Thank you for getting back to me, and no worries about missing the discussion post! In the meantime, I have taken the opportunity to dive deeper into the code and conduct tests in various scenarios. However, I continue to encounter the same issue.

I've already attempted to decompress the resulting ZIP files using 7zip, but unfortunately, the problem persists with the same CRC errors. Additionally, I have checked the validity of the ZIP archive using an online verification tool, which also confirmed the presence of these errors.

From my observations, it seems that the higher the level of compression, the more frequently the errors occur. This pattern is consistent regardless of the decompression tool used, suggesting that the issue might be related to the compression process itself rather than decompression.

I hope this information might be helpful for further investigation. I am more than willing to provide any additional details that might aid in resolving this issue.

Thank you again for your support and your time.

image image

olange commented 8 months ago

While trying to open those same Zip archives that @Masty88 produced on my MacBook Pro and the standard archiver tool of the system (Sonoma 14.2), I had the issue too, I could not decompress the archives.

101arrowz commented 7 months ago

This issue is concerning.
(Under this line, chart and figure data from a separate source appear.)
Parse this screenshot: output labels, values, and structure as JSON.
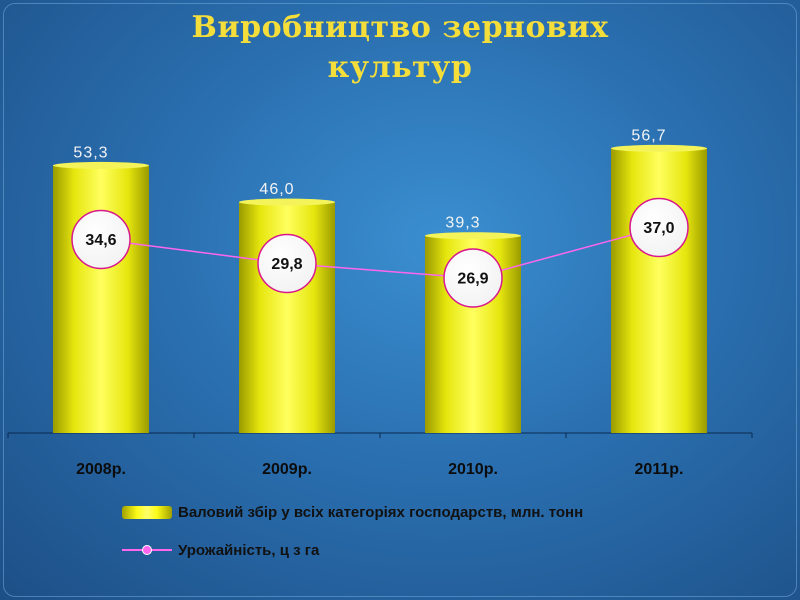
{
  "title_line1": "Виробництво зернових",
  "title_line2": "культур",
  "chart_data": {
    "type": "bar",
    "categories": [
      "2008р.",
      "2009р.",
      "2010р.",
      "2011р."
    ],
    "series": [
      {
        "name": "Валовий збір у всіх категоріях господарств, млн. тонн",
        "chart_type": "bar",
        "values": [
          53.3,
          46.0,
          39.3,
          56.7
        ],
        "labels": [
          "53,3",
          "46,0",
          "39,3",
          "56,7"
        ],
        "color": "#f2f21a"
      },
      {
        "name": "Урожайність, ц з га",
        "chart_type": "line",
        "values": [
          34.6,
          29.8,
          26.9,
          37.0
        ],
        "labels": [
          "34,6",
          "29,8",
          "26,9",
          "37,0"
        ],
        "color": "#ff66ee"
      }
    ],
    "grid": false,
    "legend_position": "bottom"
  }
}
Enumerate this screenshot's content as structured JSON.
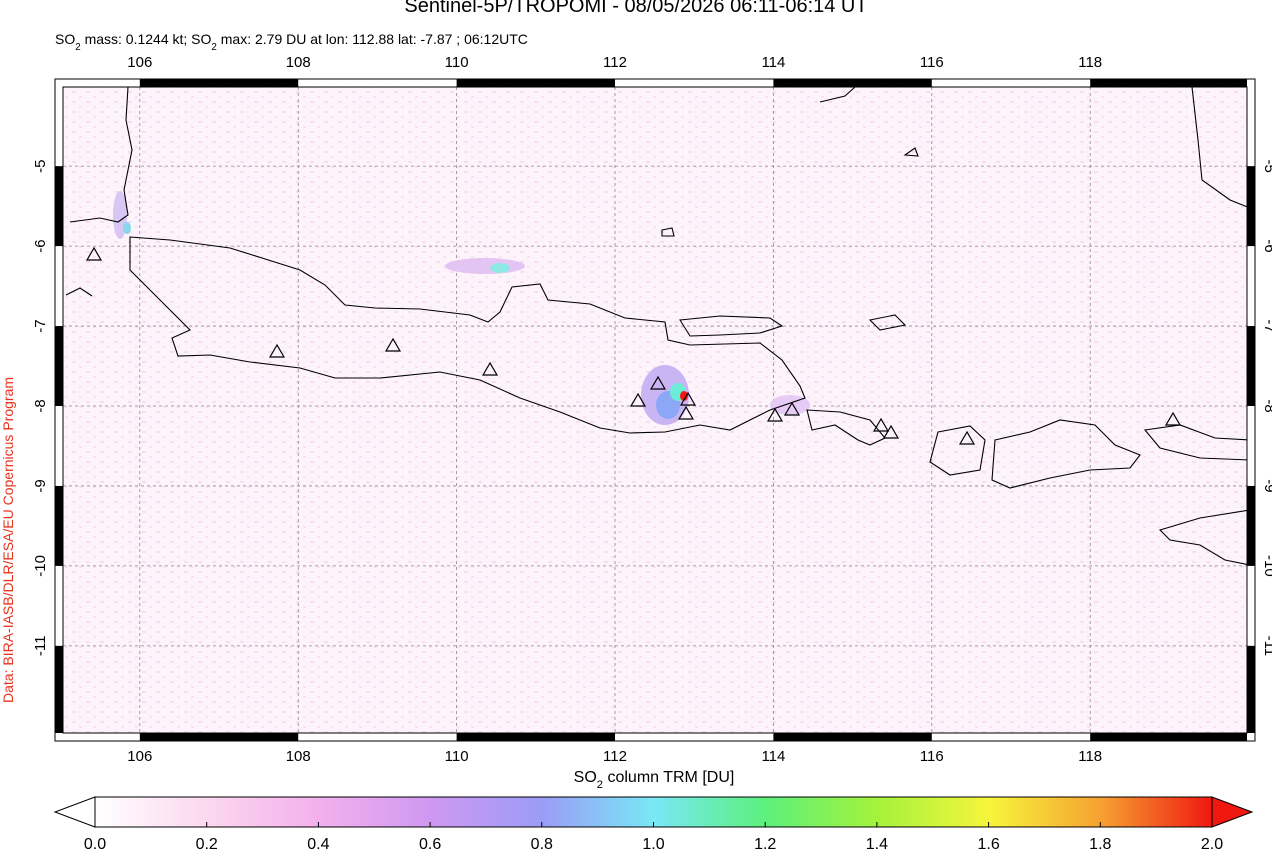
{
  "header": {
    "title": "Sentinel-5P/TROPOMI - 08/05/2026 06:11-06:14 UT",
    "subtitle": [
      "SO",
      "2",
      " mass: 0.1244 kt; SO",
      "2",
      " max: 2.79 DU at lon: 112.88 lat: -7.87 ; 06:12UTC"
    ]
  },
  "credit": "Data: BIRA-IASB/DLR/ESA/EU Copernicus Program",
  "map": {
    "lonlim": [
      105.03,
      119.98
    ],
    "latlim": [
      -12.09,
      -4.01
    ],
    "lon_ticks": [
      106,
      108,
      110,
      112,
      114,
      116,
      118
    ],
    "lat_ticks": [
      -5,
      -6,
      -7,
      -8,
      -9,
      -10,
      -11
    ],
    "grid": true
  },
  "colorbar": {
    "label": [
      "SO",
      "2",
      " column TRM [DU]"
    ],
    "range": [
      0,
      2
    ],
    "ticks": [
      {
        "value": 0,
        "label": "0.0"
      },
      {
        "value": 0.2,
        "label": "0.2"
      },
      {
        "value": 0.4,
        "label": "0.4"
      },
      {
        "value": 0.6,
        "label": "0.6"
      },
      {
        "value": 0.8,
        "label": "0.8"
      },
      {
        "value": 1.0,
        "label": "1.0"
      },
      {
        "value": 1.2,
        "label": "1.2"
      },
      {
        "value": 1.4,
        "label": "1.4"
      },
      {
        "value": 1.6,
        "label": "1.6"
      },
      {
        "value": 1.8,
        "label": "1.8"
      },
      {
        "value": 2.0,
        "label": "2.0"
      }
    ],
    "colors": [
      "#ffffff",
      "#fbd8ef",
      "#f3b0ec",
      "#cf98f2",
      "#9b9cf6",
      "#78e8f6",
      "#5cf07c",
      "#a4f23c",
      "#f6f53c",
      "#f6a232",
      "#f01810"
    ]
  }
}
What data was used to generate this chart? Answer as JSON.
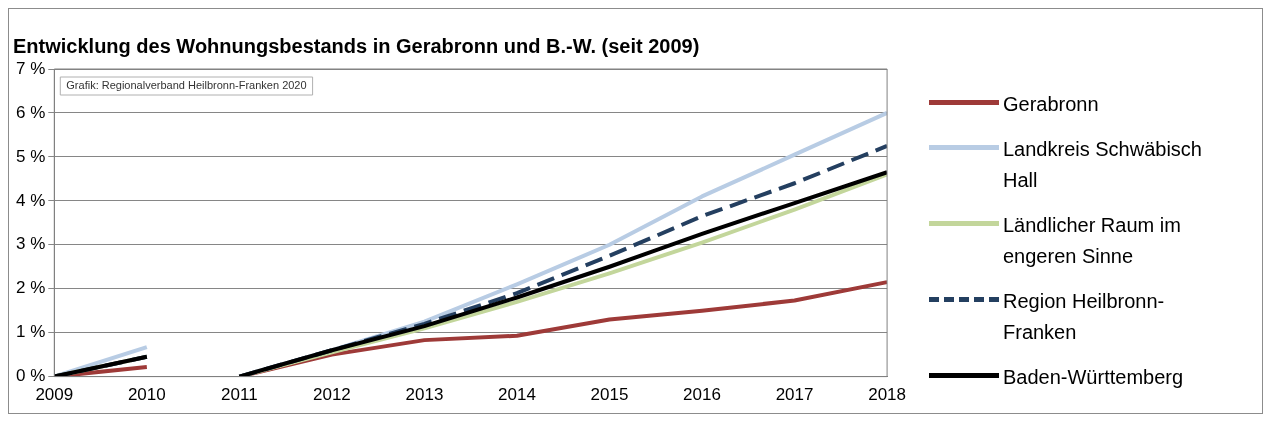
{
  "chart_data": {
    "type": "line",
    "title": "Entwicklung des Wohnungsbestands in Gerabronn und B.-W. (seit 2009)",
    "annotations": [
      "Grafik: Regionalverband Heilbronn-Franken 2020"
    ],
    "x": [
      2009,
      2010,
      2011,
      2012,
      2013,
      2014,
      2015,
      2016,
      2017,
      2018
    ],
    "xlim": [
      2009,
      2018
    ],
    "xticks": [
      2009,
      2010,
      2011,
      2012,
      2013,
      2014,
      2015,
      2016,
      2017,
      2018
    ],
    "ylim": [
      0,
      7
    ],
    "yticks": [
      {
        "value": 0,
        "label": "0 %"
      },
      {
        "value": 1,
        "label": "1 %"
      },
      {
        "value": 2,
        "label": "2 %"
      },
      {
        "value": 3,
        "label": "3 %"
      },
      {
        "value": 4,
        "label": "4 %"
      },
      {
        "value": 5,
        "label": "5 %"
      },
      {
        "value": 6,
        "label": "6 %"
      },
      {
        "value": 7,
        "label": "7 %"
      }
    ],
    "grid": "y",
    "legend": "right",
    "marker": "none",
    "series": [
      {
        "name": "Gerabronn",
        "color": "#9e3a38",
        "values": [
          0,
          0.22,
          0,
          0.5,
          0.83,
          0.93,
          1.3,
          1.5,
          1.73,
          2.15
        ]
      },
      {
        "name": "Landkreis Schwäbisch Hall",
        "color": "#b8cce4",
        "values": [
          0,
          0.67,
          0,
          0.6,
          1.25,
          2.1,
          3.0,
          4.1,
          5.05,
          6.0
        ]
      },
      {
        "name": "Ländlicher Raum im engeren Sinne",
        "color": "#c3d69b",
        "values": [
          0,
          0.45,
          0,
          0.55,
          1.1,
          1.7,
          2.35,
          3.05,
          3.8,
          4.6
        ]
      },
      {
        "name": "Region Heilbronn-Franken",
        "color": "#243f60",
        "line_style": "dashed",
        "values": [
          0,
          0.45,
          0,
          0.6,
          1.2,
          1.9,
          2.75,
          3.65,
          4.4,
          5.25
        ]
      },
      {
        "name": "Baden-Württemberg",
        "color": "#000000",
        "values": [
          0,
          0.45,
          0,
          0.6,
          1.15,
          1.8,
          2.5,
          3.25,
          3.95,
          4.65
        ]
      }
    ]
  }
}
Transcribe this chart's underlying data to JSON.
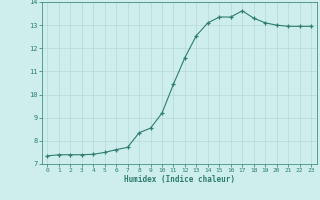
{
  "x": [
    0,
    1,
    2,
    3,
    4,
    5,
    6,
    7,
    8,
    9,
    10,
    11,
    12,
    13,
    14,
    15,
    16,
    17,
    18,
    19,
    20,
    21,
    22,
    23
  ],
  "y": [
    7.35,
    7.4,
    7.4,
    7.4,
    7.42,
    7.5,
    7.62,
    7.72,
    8.35,
    8.55,
    9.2,
    10.45,
    11.6,
    12.55,
    13.1,
    13.35,
    13.35,
    13.62,
    13.3,
    13.1,
    13.0,
    12.95,
    12.95,
    12.95
  ],
  "line_color": "#2e7d6e",
  "marker": "+",
  "marker_color": "#2e7d6e",
  "bg_color": "#ceeeed",
  "grid_color_major": "#b8d8d6",
  "grid_color_minor": "#d8eeec",
  "xlabel": "Humidex (Indice chaleur)",
  "xlim": [
    -0.5,
    23.5
  ],
  "ylim": [
    7,
    14
  ],
  "yticks": [
    7,
    8,
    9,
    10,
    11,
    12,
    13,
    14
  ],
  "xticks": [
    0,
    1,
    2,
    3,
    4,
    5,
    6,
    7,
    8,
    9,
    10,
    11,
    12,
    13,
    14,
    15,
    16,
    17,
    18,
    19,
    20,
    21,
    22,
    23
  ],
  "label_color": "#2e7d6e",
  "tick_color": "#2e7d6e",
  "spine_color": "#2e7d6e"
}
I'm really sorry I haven't gotten to it yet - I'll investigate and fix this as soon as I can.

101arrowz commented 7 months ago

Reproduced and fixed locally. Will test further to verify my change fully fixes the problem.

Masty88 commented 7 months ago

@101arrowz thank you we will wait for the release :)

101arrowz commented 7 months ago

Should be fixed in v0.8.2; let me know if you run into any issues!